Virgin Digital
- Developer: Virgin Group
- Launch date: 2 September 2005
- Discontinued: 2006 (US) October 2007 (UK)
- Platform(s): Web browser Microsoft's Windows Media Audio (WMA) format with DRM
- Pricing model: Tracks (£0.79) Albums (about £6.49) Digital Music Club (£9.99 per month) Premium subscription service (£14.99 per month)
- Website: http://virgindigital.com http://virgindigital.co.uk (via archive.org)

= Virgin Digital =

Online music store

Virgin Digital was an online music store operated in the United Kingdom and United States by the Virgin Group. It launched on 2 September 2005 in the UK, and was refreshed in November 2006 to run through web browsers, rather than the former Virgin Digital Player. The site closed down in late 2006 in the US, while the UK store closed in October 2007.

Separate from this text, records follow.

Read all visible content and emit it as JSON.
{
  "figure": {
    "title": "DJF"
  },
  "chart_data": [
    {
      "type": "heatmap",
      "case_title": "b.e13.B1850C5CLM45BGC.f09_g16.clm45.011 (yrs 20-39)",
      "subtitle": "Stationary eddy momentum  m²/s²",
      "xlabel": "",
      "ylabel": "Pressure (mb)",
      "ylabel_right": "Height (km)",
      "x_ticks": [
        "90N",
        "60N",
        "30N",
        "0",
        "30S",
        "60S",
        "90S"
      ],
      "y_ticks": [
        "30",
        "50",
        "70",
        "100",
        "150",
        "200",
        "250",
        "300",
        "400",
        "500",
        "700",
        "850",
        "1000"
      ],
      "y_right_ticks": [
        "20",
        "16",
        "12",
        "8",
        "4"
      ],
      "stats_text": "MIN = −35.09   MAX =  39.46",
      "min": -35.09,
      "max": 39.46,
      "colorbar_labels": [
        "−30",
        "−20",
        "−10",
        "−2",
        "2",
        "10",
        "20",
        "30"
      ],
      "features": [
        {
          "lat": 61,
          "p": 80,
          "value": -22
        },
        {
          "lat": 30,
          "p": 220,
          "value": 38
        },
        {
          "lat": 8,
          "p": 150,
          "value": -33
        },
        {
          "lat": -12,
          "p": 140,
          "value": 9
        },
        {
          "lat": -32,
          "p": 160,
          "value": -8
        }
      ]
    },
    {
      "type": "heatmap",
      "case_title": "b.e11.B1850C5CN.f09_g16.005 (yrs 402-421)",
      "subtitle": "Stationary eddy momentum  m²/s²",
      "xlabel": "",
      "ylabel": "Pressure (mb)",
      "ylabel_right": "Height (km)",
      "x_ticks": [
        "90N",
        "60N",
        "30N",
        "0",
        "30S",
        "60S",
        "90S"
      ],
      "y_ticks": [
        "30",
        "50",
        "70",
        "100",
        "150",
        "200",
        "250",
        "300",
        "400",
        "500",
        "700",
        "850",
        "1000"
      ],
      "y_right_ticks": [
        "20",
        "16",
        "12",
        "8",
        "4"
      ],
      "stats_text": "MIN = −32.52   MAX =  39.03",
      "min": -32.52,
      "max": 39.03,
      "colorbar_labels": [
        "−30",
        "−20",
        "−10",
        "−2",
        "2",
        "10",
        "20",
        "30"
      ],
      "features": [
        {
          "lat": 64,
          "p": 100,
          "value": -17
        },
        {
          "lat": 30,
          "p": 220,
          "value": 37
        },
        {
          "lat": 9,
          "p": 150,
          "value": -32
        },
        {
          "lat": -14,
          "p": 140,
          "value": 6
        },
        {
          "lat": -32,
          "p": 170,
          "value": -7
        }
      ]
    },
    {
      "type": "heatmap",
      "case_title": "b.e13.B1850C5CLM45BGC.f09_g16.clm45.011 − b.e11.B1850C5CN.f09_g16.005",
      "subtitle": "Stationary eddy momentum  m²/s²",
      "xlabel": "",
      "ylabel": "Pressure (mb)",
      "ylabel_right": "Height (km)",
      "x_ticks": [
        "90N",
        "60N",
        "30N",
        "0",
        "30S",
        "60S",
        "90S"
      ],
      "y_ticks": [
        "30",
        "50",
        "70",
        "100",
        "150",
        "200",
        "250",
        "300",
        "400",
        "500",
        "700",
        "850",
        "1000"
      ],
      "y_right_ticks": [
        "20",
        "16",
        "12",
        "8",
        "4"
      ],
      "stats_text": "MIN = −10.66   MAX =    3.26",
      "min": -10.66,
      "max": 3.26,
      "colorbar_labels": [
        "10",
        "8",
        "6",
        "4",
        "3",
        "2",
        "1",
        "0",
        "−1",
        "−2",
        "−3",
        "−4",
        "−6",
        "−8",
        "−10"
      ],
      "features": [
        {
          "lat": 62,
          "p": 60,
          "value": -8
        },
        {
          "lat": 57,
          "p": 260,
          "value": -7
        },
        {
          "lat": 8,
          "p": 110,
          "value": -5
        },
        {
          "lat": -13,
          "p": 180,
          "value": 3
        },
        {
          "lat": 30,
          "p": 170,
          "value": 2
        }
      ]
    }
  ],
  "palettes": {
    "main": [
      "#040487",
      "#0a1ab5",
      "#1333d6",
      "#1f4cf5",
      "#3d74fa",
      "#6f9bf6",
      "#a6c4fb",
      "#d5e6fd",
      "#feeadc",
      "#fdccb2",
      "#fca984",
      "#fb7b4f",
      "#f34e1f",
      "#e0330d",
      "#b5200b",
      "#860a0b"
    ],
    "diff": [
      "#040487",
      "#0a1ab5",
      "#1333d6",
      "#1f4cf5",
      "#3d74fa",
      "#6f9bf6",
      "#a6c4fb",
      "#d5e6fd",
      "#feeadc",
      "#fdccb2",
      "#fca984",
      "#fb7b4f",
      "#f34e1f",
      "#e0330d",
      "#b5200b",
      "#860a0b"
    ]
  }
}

Virgin Digital offered individual tracks at £0.79 and most albums for about £6.49. Its subscription service, Digital Music Club, cost £9.99 per month. It had the singular distinction of being among the largest collected online music library, with over two and a half million downloadable tracks.

Purchased tracks could be transferred to other devices and burned to CDs. Subscription tracks were tethered to the PC (up to 3) and could be transferred to a portable music player, although this required the premium subscription service, at £14.99 per month. Song previews were 30 seconds in the Music Store, although full length tracks were available to subscribers.

A chat function was considered to let subscribers communicate while browsing, downloading or listening to tracks.

==Closure==
Virgin Digital originally operated in both the United Kingdom and United States. The US store was discontinued in late 2006, and this website now redirects to Napster.

On Friday 21 September 2007, an announcement appeared on the Virgin Digital UK website stating the following: "Dear customer, we regret to announce that the Virgin Digital service is due to close. We will be taking no new customers from today, Friday 21 September."

The UK store finally closed on Friday 19 October 2007. Virgin have stated on their website that the decision to close Virgin Digital was so that the company could concentrate on offering digital media through Virgin Media, which has its own music store operated by OD2.